Quick way to upsample numpy array by nearest neighbor tiling

Here's a potentially fast way using stride tricks and reshaping:

from numpy.lib.stride_tricks import as_strided

def tile_array(a, b0, b1):
    r, c = a.shape                                    # number of rows/columns
    rs, cs = a.strides                                # row/column strides 
    x = as_strided(a, (r, b0, c, b1), (rs, 0, cs, 0)) # view a as larger 4D array
    return x.reshape(r*b0, c*b1)                      # create new 2D array

The underlying data in a is copied when reshape is called, so this function does not return a view. However, compared to using repeat along multiple axes, fewer copying operations are required.

The function can be then used as follows:

>>> a = np.arange(9).reshape(3, 3)
>>> a
array([[0, 1, 2],
       [3, 4, 5],
       [6, 7, 8]])

>>> tile_array(a, 2, 2)
array([[0, 0, 1, 1, 2, 2],
       [0, 0, 1, 1, 2, 2],
       [3, 3, 4, 4, 5, 5],
       [3, 3, 4, 4, 5, 5],
       [6, 6, 7, 7, 8, 8],
       [6, 6, 7, 7, 8, 8]])

>>> tile_array(a, 3, 4)
array([[0, 0, 0, 0, 1, 1, 1, 1, 2, 2, 2, 2],
       [0, 0, 0, 0, 1, 1, 1, 1, 2, 2, 2, 2],
       [0, 0, 0, 0, 1, 1, 1, 1, 2, 2, 2, 2],
       [3, 3, 3, 3, 4, 4, 4, 4, 5, 5, 5, 5],
       [3, 3, 3, 3, 4, 4, 4, 4, 5, 5, 5, 5],
       [3, 3, 3, 3, 4, 4, 4, 4, 5, 5, 5, 5],
       [6, 6, 6, 6, 7, 7, 7, 7, 8, 8, 8, 8],
       [6, 6, 6, 6, 7, 7, 7, 7, 8, 8, 8, 8],
       [6, 6, 6, 6, 7, 7, 7, 7, 8, 8, 8, 8]])

Now, for small blocks, this method is a little slower than using repeat but faster than kron.

For slightly larger blocks, however, it becomes quicker than other alternatives. For instance, using a block shape of (20, 20):

>>> %timeit tile_array(a, 20, 20)
100000 loops, best of 3: 18.7 µs per loop

>>> %timeit a.repeat(20, axis=0).repeat(20, axis=1)
10000 loops, best of 3: 26 µs per loop

>>> %timeit np.kron(a, np.ones((20,20), a.dtype))
10000 loops, best of 3: 106 µs per loop

The gap between the methods increases as the block size increases.

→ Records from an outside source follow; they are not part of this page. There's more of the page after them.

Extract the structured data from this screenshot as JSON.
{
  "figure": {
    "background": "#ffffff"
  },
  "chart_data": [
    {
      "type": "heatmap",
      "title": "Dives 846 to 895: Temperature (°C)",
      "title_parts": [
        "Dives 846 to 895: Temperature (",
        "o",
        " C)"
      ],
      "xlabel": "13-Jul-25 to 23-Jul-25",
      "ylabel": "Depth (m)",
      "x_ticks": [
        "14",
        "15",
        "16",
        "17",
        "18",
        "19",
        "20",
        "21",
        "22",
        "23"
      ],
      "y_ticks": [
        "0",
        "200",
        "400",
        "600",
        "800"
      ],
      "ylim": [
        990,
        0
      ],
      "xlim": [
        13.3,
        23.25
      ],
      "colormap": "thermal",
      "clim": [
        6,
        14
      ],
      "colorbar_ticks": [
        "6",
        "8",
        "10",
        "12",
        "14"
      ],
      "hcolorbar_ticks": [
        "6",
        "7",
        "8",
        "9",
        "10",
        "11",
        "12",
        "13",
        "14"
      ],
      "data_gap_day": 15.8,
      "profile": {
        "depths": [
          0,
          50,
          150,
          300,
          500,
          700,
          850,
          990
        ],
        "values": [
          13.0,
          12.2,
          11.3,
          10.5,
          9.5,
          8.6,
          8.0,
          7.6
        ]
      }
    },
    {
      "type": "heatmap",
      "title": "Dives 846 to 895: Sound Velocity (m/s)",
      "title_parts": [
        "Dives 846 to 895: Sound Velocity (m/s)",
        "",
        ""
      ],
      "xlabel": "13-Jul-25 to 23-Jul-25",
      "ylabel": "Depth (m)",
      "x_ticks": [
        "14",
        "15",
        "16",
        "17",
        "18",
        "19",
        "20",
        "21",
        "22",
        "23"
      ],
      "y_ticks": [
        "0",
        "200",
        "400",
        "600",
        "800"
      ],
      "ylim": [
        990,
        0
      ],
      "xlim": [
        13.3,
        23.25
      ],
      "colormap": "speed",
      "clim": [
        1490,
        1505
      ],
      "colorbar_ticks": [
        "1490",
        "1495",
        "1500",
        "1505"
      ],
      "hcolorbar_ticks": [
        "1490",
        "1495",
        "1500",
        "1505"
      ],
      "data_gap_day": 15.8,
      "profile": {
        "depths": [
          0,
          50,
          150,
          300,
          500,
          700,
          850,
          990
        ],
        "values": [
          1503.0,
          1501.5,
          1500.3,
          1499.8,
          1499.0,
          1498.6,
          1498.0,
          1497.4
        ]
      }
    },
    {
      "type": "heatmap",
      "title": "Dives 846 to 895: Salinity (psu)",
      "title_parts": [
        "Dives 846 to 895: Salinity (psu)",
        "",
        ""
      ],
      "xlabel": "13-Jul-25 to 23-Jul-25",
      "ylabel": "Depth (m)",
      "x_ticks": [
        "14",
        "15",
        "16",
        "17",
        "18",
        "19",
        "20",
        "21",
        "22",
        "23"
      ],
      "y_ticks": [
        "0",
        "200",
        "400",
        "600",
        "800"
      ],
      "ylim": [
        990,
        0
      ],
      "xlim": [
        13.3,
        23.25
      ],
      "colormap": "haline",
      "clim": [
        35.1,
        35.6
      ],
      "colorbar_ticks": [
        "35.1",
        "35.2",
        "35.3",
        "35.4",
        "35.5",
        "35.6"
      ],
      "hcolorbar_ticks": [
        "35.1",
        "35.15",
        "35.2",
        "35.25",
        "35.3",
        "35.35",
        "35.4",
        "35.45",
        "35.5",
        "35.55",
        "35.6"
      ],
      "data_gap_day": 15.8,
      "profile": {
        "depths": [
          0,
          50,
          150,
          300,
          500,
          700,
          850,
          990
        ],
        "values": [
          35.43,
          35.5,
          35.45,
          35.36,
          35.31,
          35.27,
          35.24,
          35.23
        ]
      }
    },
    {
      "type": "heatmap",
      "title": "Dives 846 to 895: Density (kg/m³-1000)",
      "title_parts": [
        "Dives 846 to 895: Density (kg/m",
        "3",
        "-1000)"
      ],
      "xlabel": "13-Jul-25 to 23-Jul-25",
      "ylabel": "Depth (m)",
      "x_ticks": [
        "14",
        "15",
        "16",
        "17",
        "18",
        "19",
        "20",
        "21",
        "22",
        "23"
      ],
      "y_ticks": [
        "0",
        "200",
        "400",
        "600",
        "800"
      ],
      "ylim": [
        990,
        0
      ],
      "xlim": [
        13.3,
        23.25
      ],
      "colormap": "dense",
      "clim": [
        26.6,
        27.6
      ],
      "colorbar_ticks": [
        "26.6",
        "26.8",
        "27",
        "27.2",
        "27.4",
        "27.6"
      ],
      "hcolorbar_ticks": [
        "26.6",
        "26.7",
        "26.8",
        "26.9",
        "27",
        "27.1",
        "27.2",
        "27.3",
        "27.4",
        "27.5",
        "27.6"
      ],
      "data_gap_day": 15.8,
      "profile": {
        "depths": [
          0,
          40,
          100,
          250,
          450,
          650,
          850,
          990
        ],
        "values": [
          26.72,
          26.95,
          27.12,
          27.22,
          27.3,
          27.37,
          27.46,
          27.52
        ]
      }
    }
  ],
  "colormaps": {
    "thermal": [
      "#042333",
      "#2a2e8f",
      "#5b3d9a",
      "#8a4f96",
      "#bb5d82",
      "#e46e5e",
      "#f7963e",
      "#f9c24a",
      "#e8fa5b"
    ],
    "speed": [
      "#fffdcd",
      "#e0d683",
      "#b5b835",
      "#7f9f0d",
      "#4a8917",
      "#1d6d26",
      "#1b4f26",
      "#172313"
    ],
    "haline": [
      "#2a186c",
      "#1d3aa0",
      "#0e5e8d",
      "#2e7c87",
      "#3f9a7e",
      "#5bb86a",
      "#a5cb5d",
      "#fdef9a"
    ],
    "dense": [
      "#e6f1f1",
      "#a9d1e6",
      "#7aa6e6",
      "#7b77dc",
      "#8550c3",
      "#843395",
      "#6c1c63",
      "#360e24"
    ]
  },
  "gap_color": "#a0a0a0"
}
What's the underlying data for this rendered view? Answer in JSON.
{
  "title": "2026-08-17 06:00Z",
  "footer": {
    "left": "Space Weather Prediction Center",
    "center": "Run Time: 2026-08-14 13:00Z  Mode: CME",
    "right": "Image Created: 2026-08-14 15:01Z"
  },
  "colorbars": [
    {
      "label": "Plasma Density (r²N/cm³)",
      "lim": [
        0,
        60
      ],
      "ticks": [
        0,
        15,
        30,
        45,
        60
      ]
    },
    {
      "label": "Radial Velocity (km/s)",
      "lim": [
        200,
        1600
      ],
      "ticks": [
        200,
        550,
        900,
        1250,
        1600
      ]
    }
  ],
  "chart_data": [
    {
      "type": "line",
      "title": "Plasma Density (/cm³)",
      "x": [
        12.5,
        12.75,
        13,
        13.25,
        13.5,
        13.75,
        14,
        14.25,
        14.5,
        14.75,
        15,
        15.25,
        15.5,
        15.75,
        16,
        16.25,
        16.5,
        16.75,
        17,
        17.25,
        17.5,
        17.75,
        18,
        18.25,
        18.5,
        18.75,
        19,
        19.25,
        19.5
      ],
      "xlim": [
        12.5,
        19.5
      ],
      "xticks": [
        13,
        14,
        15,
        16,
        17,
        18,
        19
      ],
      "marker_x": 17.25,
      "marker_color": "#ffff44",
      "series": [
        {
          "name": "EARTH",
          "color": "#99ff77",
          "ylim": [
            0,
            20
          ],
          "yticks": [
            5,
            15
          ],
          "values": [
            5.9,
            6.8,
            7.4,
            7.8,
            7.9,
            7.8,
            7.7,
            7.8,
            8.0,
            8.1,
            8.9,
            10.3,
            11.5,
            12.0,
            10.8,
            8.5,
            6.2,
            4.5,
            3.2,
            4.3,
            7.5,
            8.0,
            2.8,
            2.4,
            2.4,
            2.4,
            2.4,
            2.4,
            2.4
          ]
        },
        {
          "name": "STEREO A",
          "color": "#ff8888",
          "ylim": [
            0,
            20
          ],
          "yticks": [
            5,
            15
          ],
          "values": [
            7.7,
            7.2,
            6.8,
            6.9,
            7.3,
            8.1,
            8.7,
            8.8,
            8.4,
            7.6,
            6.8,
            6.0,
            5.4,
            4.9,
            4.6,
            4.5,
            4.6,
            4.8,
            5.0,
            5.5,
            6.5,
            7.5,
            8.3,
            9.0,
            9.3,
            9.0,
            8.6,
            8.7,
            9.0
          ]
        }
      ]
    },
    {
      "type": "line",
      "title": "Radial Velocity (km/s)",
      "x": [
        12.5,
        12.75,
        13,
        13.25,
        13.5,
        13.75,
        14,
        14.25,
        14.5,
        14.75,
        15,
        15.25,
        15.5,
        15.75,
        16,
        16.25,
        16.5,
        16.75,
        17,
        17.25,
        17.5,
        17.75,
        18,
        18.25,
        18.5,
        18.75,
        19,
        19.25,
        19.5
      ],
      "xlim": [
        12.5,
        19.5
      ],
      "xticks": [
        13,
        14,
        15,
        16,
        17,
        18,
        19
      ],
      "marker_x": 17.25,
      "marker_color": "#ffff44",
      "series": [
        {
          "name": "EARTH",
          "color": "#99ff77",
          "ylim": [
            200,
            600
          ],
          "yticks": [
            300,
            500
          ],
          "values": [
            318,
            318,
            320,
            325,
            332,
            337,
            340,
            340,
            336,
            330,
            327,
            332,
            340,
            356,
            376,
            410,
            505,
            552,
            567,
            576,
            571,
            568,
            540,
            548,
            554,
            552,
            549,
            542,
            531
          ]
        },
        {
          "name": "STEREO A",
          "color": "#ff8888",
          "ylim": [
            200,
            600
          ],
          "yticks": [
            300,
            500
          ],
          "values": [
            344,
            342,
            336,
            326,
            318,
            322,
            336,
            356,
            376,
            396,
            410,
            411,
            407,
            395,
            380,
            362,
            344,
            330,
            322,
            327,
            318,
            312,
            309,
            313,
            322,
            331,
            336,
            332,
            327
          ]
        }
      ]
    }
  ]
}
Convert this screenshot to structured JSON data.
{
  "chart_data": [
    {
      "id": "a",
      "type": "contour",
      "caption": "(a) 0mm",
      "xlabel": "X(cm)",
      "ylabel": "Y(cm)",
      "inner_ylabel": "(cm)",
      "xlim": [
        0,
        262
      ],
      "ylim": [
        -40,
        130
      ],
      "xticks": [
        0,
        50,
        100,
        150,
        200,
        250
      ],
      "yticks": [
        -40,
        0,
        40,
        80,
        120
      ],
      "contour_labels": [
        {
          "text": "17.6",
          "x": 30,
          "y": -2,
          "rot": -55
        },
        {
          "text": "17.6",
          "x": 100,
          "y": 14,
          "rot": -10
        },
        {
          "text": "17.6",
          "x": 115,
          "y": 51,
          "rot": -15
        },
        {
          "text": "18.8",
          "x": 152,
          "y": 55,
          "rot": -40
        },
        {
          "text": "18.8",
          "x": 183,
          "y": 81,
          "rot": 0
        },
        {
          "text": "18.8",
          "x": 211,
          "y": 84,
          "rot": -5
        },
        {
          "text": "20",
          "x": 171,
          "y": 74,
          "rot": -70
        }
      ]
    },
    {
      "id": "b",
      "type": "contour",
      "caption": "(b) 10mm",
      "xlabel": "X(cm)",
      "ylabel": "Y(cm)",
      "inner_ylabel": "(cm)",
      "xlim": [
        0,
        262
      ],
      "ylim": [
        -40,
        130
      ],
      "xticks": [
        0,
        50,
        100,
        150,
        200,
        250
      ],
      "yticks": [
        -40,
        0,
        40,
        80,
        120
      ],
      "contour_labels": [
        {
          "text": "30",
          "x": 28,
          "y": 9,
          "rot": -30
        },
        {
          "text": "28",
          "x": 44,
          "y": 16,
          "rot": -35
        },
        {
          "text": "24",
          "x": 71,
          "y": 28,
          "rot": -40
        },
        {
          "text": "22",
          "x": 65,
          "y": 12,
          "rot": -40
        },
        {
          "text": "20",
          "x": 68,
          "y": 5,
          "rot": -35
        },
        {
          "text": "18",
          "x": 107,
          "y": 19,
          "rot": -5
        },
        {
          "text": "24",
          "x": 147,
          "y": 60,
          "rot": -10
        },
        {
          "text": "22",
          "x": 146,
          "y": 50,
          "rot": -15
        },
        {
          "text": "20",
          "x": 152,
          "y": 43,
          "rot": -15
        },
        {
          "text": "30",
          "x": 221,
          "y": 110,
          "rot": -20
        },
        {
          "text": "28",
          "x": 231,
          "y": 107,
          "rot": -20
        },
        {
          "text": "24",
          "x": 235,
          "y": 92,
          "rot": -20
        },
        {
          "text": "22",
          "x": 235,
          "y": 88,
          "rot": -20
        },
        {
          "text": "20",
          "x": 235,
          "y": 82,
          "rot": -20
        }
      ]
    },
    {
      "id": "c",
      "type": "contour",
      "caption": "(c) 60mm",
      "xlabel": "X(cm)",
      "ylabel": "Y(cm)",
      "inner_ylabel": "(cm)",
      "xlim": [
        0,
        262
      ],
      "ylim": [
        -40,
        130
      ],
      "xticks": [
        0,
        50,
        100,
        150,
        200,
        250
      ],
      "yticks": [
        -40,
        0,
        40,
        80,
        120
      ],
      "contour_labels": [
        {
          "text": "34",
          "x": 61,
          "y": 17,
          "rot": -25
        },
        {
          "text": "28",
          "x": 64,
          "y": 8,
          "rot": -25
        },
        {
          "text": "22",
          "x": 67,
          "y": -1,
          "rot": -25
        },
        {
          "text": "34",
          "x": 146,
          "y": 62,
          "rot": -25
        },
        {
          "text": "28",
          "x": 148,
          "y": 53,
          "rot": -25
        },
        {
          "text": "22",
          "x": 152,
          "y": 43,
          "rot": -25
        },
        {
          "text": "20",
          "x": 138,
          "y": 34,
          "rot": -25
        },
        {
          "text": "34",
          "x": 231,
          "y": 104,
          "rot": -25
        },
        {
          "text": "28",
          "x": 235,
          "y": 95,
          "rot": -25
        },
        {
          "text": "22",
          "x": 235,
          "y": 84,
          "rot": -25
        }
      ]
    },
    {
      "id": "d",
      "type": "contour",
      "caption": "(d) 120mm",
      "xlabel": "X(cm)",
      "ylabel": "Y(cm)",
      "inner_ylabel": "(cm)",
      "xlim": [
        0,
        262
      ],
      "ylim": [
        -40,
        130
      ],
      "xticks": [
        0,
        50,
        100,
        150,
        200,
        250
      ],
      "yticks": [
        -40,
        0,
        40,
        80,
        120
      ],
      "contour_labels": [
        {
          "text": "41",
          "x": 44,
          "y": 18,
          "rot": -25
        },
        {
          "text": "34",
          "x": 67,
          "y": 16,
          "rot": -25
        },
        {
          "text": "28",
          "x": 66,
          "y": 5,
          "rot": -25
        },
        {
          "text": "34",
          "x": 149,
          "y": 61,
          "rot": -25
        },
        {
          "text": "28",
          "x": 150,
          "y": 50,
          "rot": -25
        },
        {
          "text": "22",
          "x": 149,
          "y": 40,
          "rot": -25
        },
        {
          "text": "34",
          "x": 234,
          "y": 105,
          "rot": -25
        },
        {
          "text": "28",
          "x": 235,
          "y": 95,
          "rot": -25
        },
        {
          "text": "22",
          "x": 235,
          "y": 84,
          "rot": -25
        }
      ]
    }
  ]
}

Also if a is a large array, it may be quicker than alternatives:

>>> a2 = np.arange(1000000).reshape(1000, 1000)
>>> %timeit tile_array(a2, 2, 2)
100 loops, best of 3: 11.4 ms per loop

>>> %timeit a2.repeat(2, axis=0).repeat(2, axis=1)
1 loops, best of 3: 30.9 ms per loop

One option is

>>> a.repeat(2, axis=0).repeat(2, axis=1)
array([[0, 0, 1, 1, 2, 2],
       [0, 0, 1, 1, 2, 2],
       [3, 3, 4, 4, 5, 5],
       [3, 3, 4, 4, 5, 5],
       [6, 6, 7, 7, 8, 8],
       [6, 6, 7, 7, 8, 8]])

This is slightly wasteful due to the intermediate array but it's concise at least.

Probably not the fastest, but..

np.kron(a, np.ones((B,B), a.dtype))

It does the Kronecker product, so it involves a multiplication for each element in the output.